Angeklagt von einer früheren chinesischen Gefangenen, Nestlé führt eine Klausel gegen die Zwangsarbeit ein

Nestlé hat gerade eine neue Klausel in seine Verträge in China eingeführt. Sie mag unwichtig erscheinen, deckt aber ein Problem auf, dem viele ausländische Firmen, die in diesem Land Handel treiben, ausgesetzt sein können: Der Gebrauch von Zwangsarbeit durch örtliche Vermittler. Der Fürsprecher der Multinationalen in Vevey, François Perroud, erklärt: « Von nun an muss jeder Auftraggeber einer Bestellung das formelle Einverständnis von Nestlé erhalten, bevor er einem Unterlieferanten einen Auftrag erteilt ». Genau gesagt, möchte die Firma vermeiden, durch chinesische Handelspartner in eine Falle zu geraten. Wie ist es dazu gekommen ?

Programm zur « Umerziehung »

In einer Zeitung aus Sydney berichtete letzten Dezember eine nach Australien geflüchtete ehemalige Gefangene aus einem Lager zur Umerziehung durch Arbeit (die traurig bekannten « Laogai »), wie sie, gemäss ihrer Aussagen, einen Teil ihrer zwölfmonatigen Haft Plüschhasen für Nestlé fabriziert hat. Die 35-jährige Jennifer Zeng ist ein Mitglied der Falun Gong Bewegung, welche grausam von der chinesischen Regierung seit 1999 verfolgt wird. Sie berichtet, dass sie zusammen mit 130 anderen Mitpraktizierenden gezwungen wurde, sämtliche 7 Tage einer Woche bei weniger als 4 Stunden Schlaf pro Nacht zum Entgelt von 3 Maos (6 Pfennig) pro Hase zu arbeiten. In diesem Programm der « Umerziehung » waren Durchprügeln der Verhafteten von Polizisten und Elektroschocks inbegriffen.

Jennifer Zeng erinnert sich, dass diese Hasen für Nestlé fabriziert wurden, was die Polizisten des Lagers bestätigten und für normal hielten. Sie erklärte jedoch, dass das Arbeitslager die Bestellungen nur von den lokalen Zulieferern und nicht direkt von den ausländischen Firmen erhält. In Australien hat sie diese Hasen ebenfalls auf mehreren Internetseiten von Nestlé wiedererkannt. Sie fordert eine unabhängige Untersuchung, um die Welt auf dieses Vorgehen aufmerksam zu machen.

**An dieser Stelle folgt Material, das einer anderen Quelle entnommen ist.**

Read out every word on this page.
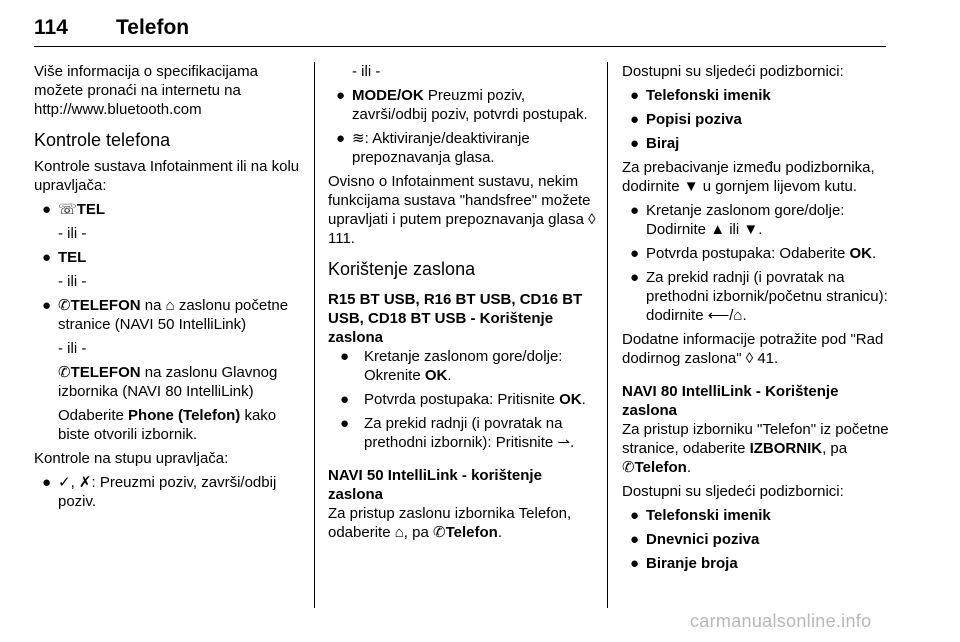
114 Telefon

Više informacija o specifikacijama možete pronaći na internetu na http://www.bluetooth.com

Kontrole telefona

Kontrole sustava Infotainment ili na kolu upravljača:

● ☏TEL
- ili -
● TEL
- ili -
● ✆TELEFON na ⌂ zaslonu početne stranice (NAVI 50 IntelliLink)
- ili -
✆TELEFON na zaslonu Glavnog izbornika (NAVI 80 IntelliLink)
Odaberite Phone (Telefon) kako biste otvorili izbornik.

Kontrole na stupu upravljača:

● ✓, ✗: Preuzmi poziv, završi/odbij poziv.
- ili -
● MODE/OK Preuzmi poziv, završi/odbij poziv, potvrdi postupak.
● ≋: Aktiviranje/deaktiviranje prepoznavanja glasa.

Ovisno o Infotainment sustavu, nekim funkcijama sustava "handsfree" možete upravljati i putem prepoznavanja glasa ◊ 111.

Korištenje zaslona
R15 BT USB, R16 BT USB, CD16 BT USB, CD18 BT USB - Korištenje zaslona
● Kretanje zaslonom gore/dolje: Okrenite OK.
● Potvrda postupaka: Pritisnite OK.
● Za prekid radnji (i povratak na prethodni izbornik): Pritisnite ⇀.
NAVI 50 IntelliLink - korištenje zaslona

Za pristup zaslonu izbornika Telefon, odaberite ⌂, pa ✆Telefon.

Dostupni su sljedeći podizbornici:

● Telefonski imenik
● Popisi poziva
● Biraj

Za prebacivanje između podizbornika, dodirnite ▼ u gornjem lijevom kutu.

● Kretanje zaslonom gore/dolje: Dodirnite ▲ ili ▼.
● Potvrda postupaka: Odaberite OK.
● Za prekid radnji (i povratak na prethodni izbornik/početnu stranicu): dodirnite ⟵/⌂.

Dodatne informacije potražite pod "Rad dodirnog zaslona" ◊ 41.

NAVI 80 IntelliLink - Korištenje zaslona

Za pristup izborniku "Telefon" iz početne stranice, odaberite IZBORNIK, pa ✆Telefon.

Dostupni su sljedeći podizbornici:

● Telefonski imenik
● Dnevnici poziva
● Biranje broja
carmanualsonline.info
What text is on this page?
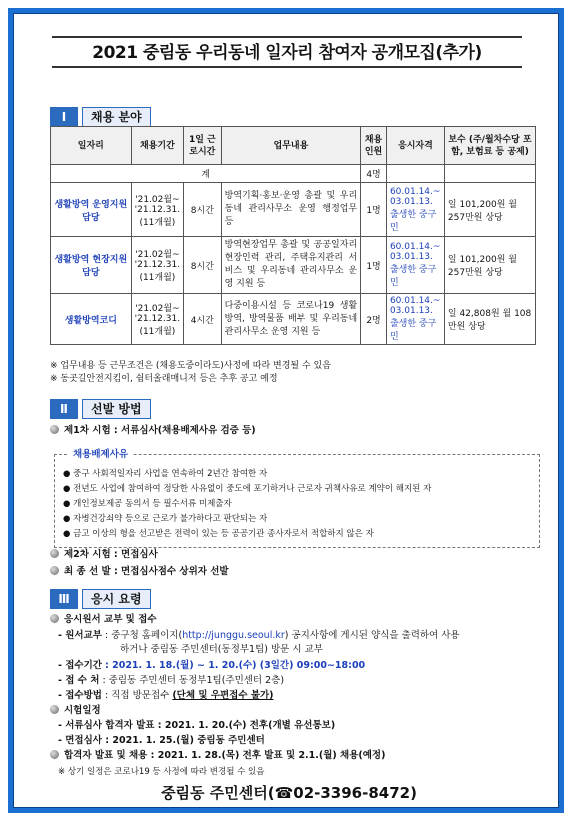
2021 중림동 우리동네 일자리 참여자 공개모집(추가)
Ⅰ	채용 분야
일자리	채용기간	1일 근로시간	업무내용	채용 인원	응시자격	보수 (주/월차수당 포함, 보험료 등 공제)
계				4명		
생활방역 운영지원담당	'21.02월~ '21.12.31. (11개월)	8시간	방역기획·홍보·운영 총괄 및 우리동네 관리사무소 운영 행정업무 등	1명	60.01.14.~ 03.01.13.출생한 중구민	일 101,200원 월 257만원 상당
생활방역 현장지원담당	'21.02월~ '21.12.31. (11개월)	8시간	방역현장업무 총괄 및 공공일자리 현장인력 관리, 주택유지관리 서비스 및 우리동네 관리사무소 운영 지원 등	1명	60.01.14.~ 03.01.13.출생한 중구민	일 101,200원 월 257만원 상당
생활방역코디	'21.02월~ '21.12.31. (11개월)	4시간	다중이용시설 등 코로나19 생활방역, 방역물품 배부 및 우리동네 관리사무소 운영 지원 등	2명	60.01.14.~ 03.01.13.출생한 중구민	일 42,808원 월 108만원 상당
※ 업무내용 등 근무조건은 (채용도중이라도)사정에 따라 변경될 수 있음
※ 동곳길안전지킴이, 쉼터올래매니저 등은 추후 공고 예정
Ⅱ	선발 방법
제1차 시험 : 서류심사(채용배제사유 검증 등)
채용배제사유
● 중구 사회적일자리 사업을 연속하여 2년간 참여한 자
● 전년도 사업에 참여하여 정당한 사유없이 중도에 포기하거나 근로자 귀책사유로 계약이 해지된 자
● 개인정보제공 동의서 등 필수서류 미제출자
● 자병건강쇠약 등으로 근로가 불가하다고 판단되는 자
● 금고 이상의 형을 선고받은 전력이 있는 등 공공기관 종사자로서 적합하지 않은 자
제2차 시험 : 면접심사
최 종 선 발 : 면접심사점수 상위자 선발
Ⅲ	응시 요령
응시원서 교부 및 접수
- 원서교부 : 중구청 홈페이지(http://junggu.seoul.kr) 공지사항에 게시된 양식을 출력하여 사용
하거나 중림동 주민센터(동정부1팀) 방문 시 교부
- 접수기간 : 2021. 1. 18.(월) ~ 1. 20.(수) (3일간) 09:00~18:00
- 접 수 처 : 중림동 주민센터 동정부1팀(주민센터 2층)
- 접수방법 : 직접 방문접수 (단체 및 우편접수 불가)
시험일정
- 서류심사 합격자 발표 : 2021. 1. 20.(수) 전후(개별 유선통보)
- 면접심사 : 2021. 1. 25.(월) 중림동 주민센터
합격자 발표 및 채용 : 2021. 1. 28.(목) 전후 발표 및 2.1.(월) 채용(예정)
※ 상기 일정은 코로나19 등 사정에 따라 변경될 수 있음
중림동 주민센터(☎02-3396-8472)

Nach Anfrage hat die Multinationale in Vevey zugestanden, dass sie im letzten Jahr 110.000 Plüschhasen in einer Spielzeugfabrik in Peking, Firma MiQi Toys, für eine Reklamekampagne von Nesquik in China bestellt hat. François-Xavier Perroud erklärt, dass dieser « Handelspartner (joint-venture) » seine Produkte in die ganze Welt exportiert und « dass er gebührend von unseren Instanzen kontrolliert worden ist». Um darüber eine klare Sicht zu bekommen, hat Nestlé jedoch Anfang des Jahres eine Untersuchung von einem « auswärtigen spezialisierten Berater » beantragt, wobei sie darauf hingewiesen hat, dass die erzwungene oder unfreiwillige Arbeit in Gefängnissen in Widerspruch zu ihren Prinzipien sei.

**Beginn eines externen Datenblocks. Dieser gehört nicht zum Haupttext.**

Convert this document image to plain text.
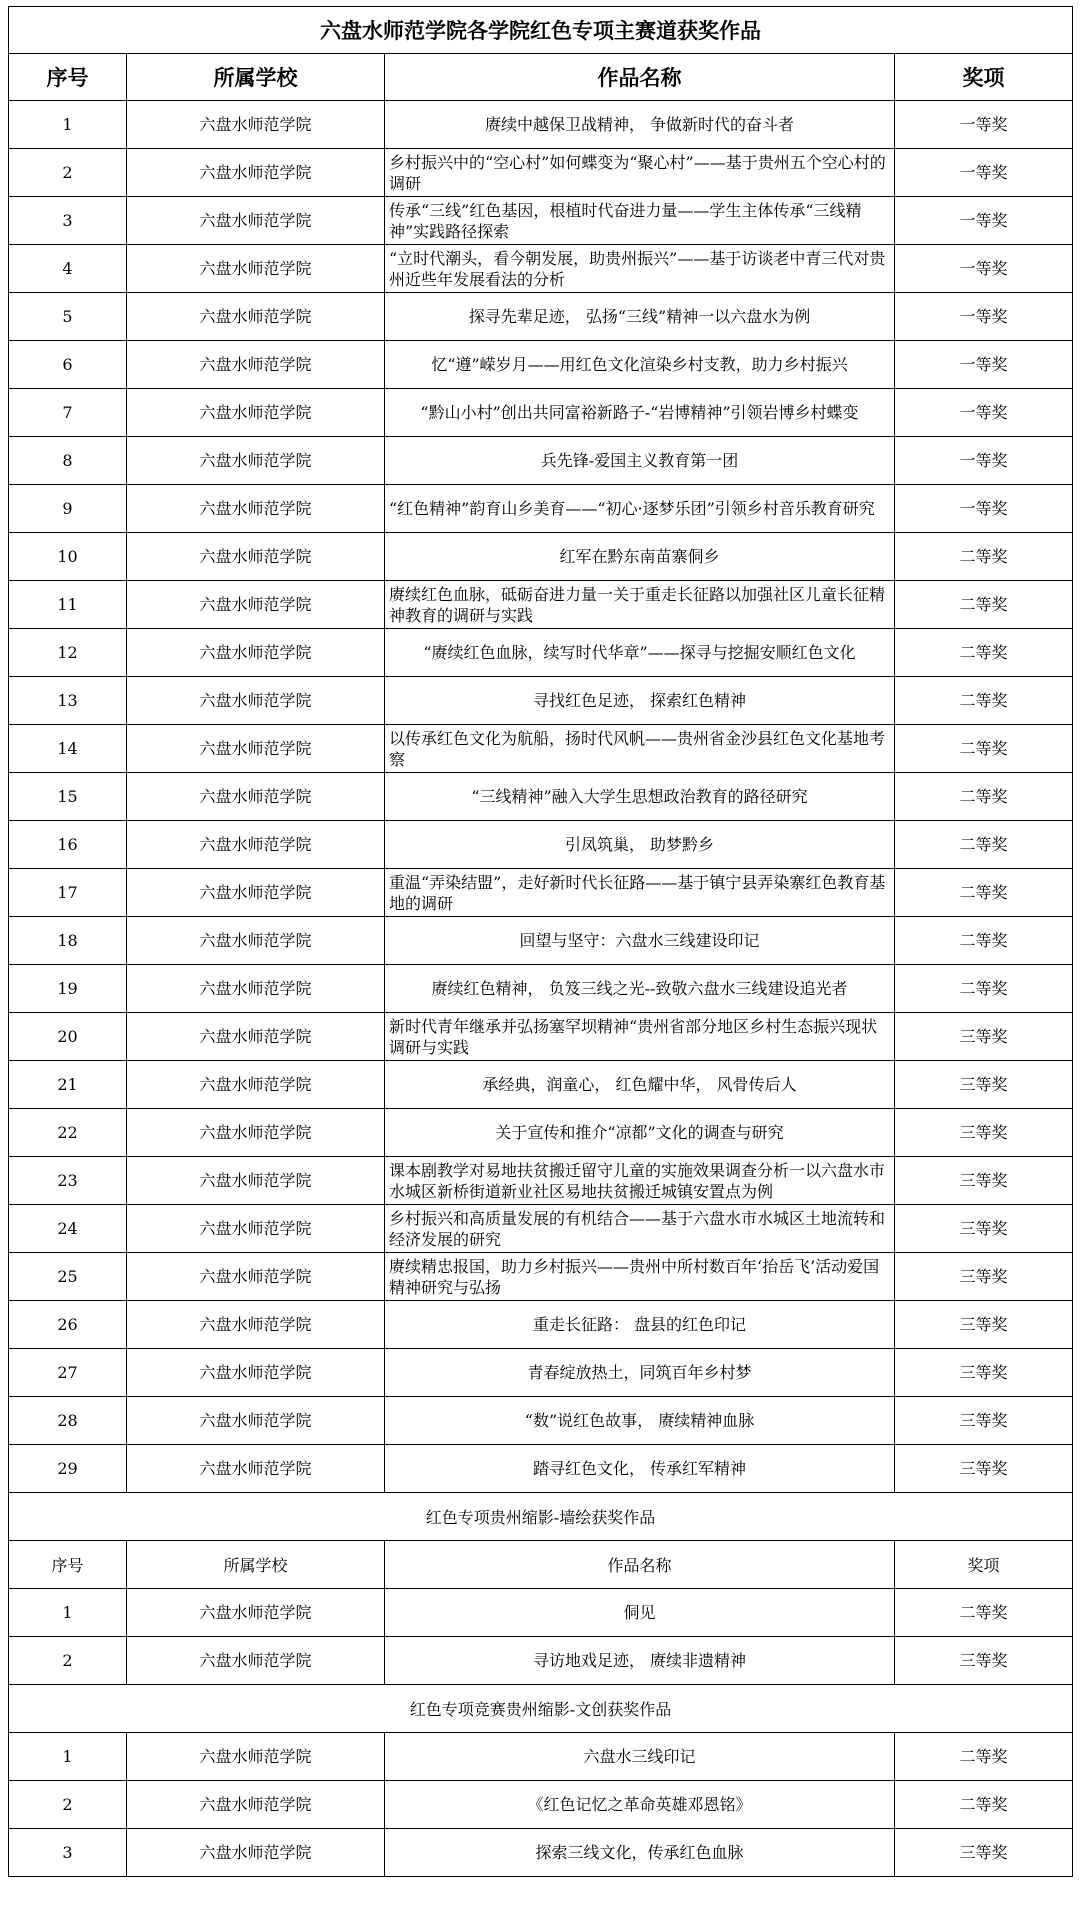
六盘水师范学院各学院红色专项主赛道获奖作品			
序号	所属学校	作品名称	奖项
1	六盘水师范学院	赓续中越保卫战精神， 争做新时代的奋斗者	一等奖
2	六盘水师范学院	乡村振兴中的“空心村”如何蝶变为“聚心村”——基于贵州五个空心村的调研	一等奖
3	六盘水师范学院	传承“三线”红色基因，根植时代奋进力量——学生主体传承“三线精神”实践路径探索	一等奖
4	六盘水师范学院	“立时代潮头，看今朝发展，助贵州振兴”——基于访谈老中青三代对贵州近些年发展看法的分析	一等奖
5	六盘水师范学院	探寻先辈足迹， 弘扬“三线”精神一以六盘水为例	一等奖
6	六盘水师范学院	忆“遵”嵘岁月——用红色文化渲染乡村支教，助力乡村振兴	一等奖
7	六盘水师范学院	“黔山小村”创出共同富裕新路子-“岩博精神”引领岩博乡村蝶变	一等奖
8	六盘水师范学院	兵先锋-爱国主义教育第一团	一等奖
9	六盘水师范学院	“红色精神”韵育山乡美育——“初心·逐梦乐团”引领乡村音乐教育研究	一等奖
10	六盘水师范学院	红军在黔东南苗寨侗乡	二等奖
11	六盘水师范学院	赓续红色血脉，砥砺奋进力量一关于重走长征路以加强社区儿童长征精神教育的调研与实践	二等奖
12	六盘水师范学院	“赓续红色血脉，续写时代华章”——探寻与挖掘安顺红色文化	二等奖
13	六盘水师范学院	寻找红色足迹， 探索红色精神	二等奖
14	六盘水师范学院	以传承红色文化为航船，扬时代风帆——贵州省金沙县红色文化基地考察	二等奖
15	六盘水师范学院	“三线精神”融入大学生思想政治教育的路径研究	二等奖
16	六盘水师范学院	引凤筑巢， 助梦黔乡	二等奖
17	六盘水师范学院	重温“弄染结盟”，走好新时代长征路——基于镇宁县弄染寨红色教育基地的调研	二等奖
18	六盘水师范学院	回望与坚守：六盘水三线建设印记	二等奖
19	六盘水师范学院	赓续红色精神， 负笈三线之光--致敬六盘水三线建设追光者	二等奖
20	六盘水师范学院	新时代青年继承并弘扬塞罕坝精神“贵州省部分地区乡村生态振兴现状调研与实践	三等奖
21	六盘水师范学院	承经典，润童心， 红色耀中华， 风骨传后人	三等奖
22	六盘水师范学院	关于宣传和推介“凉都”文化的调查与研究	三等奖
23	六盘水师范学院	课本剧教学对易地扶贫搬迁留守儿童的实施效果调查分析一以六盘水市水城区新桥街道新业社区易地扶贫搬迁城镇安置点为例	三等奖
24	六盘水师范学院	乡村振兴和高质量发展的有机结合——基于六盘水市水城区土地流转和经济发展的研究	三等奖
25	六盘水师范学院	赓续精忠报国，助力乡村振兴——贵州中所村数百年‘抬岳飞’活动爱国精神研究与弘扬	三等奖
26	六盘水师范学院	重走长征路： 盘县的红色印记	三等奖
27	六盘水师范学院	青春绽放热土，同筑百年乡村梦	三等奖
28	六盘水师范学院	“数”说红色故事， 赓续精神血脉	三等奖
29	六盘水师范学院	踏寻红色文化， 传承红军精神	三等奖
红色专项贵州缩影-墙绘获奖作品			
序号	所属学校	作品名称	奖项
1	六盘水师范学院	侗见	二等奖
2	六盘水师范学院	寻访地戏足迹， 赓续非遗精神	三等奖
红色专项竞赛贵州缩影-文创获奖作品			
1	六盘水师范学院	六盘水三线印记	二等奖
2	六盘水师范学院	《红色记忆之革命英雄邓恩铭》	二等奖
3	六盘水师范学院	探索三线文化，传承红色血脉	三等奖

Zwei Fabriken für die Produktion

Den Ergebnissen der Untersuchung entsprechend, die Nestlé uns mitgeteilt hat, hat MiQi die Hasen in zwei Fabriken produziert : Eine befindet sich in Qingdao, in der Provinz Shandong, und die andere ist in Peking unter direkter Kontrolle von MiQi. Der Inspektor von Nestlé hat in der Qingdao Werkstatt die Anwesenheit ihrer eigenen Arbeiter feststellen können. Die Fabrikation in Peking betreffend hat der Direktor von MiQi Nestlé versichert dass die Hasen in Plüsch « nur von seinen eigenen Arbeitern hergestellt waren ». Ausserdem hat das chinesische Justizministerium dem Schweizer Unternehmen mitgeteilt, dass « einer Untersuchung vom Büro für Umerziehung in Peking entsprechend, niemals Spielzeuge für Nestlé in dem von ihnen geführten Institut fabriziert wurden ». Infolge dieser «Affäre» hat Nestlé in China jedoch eine neue Klausel in ihre Verträge eingeführt.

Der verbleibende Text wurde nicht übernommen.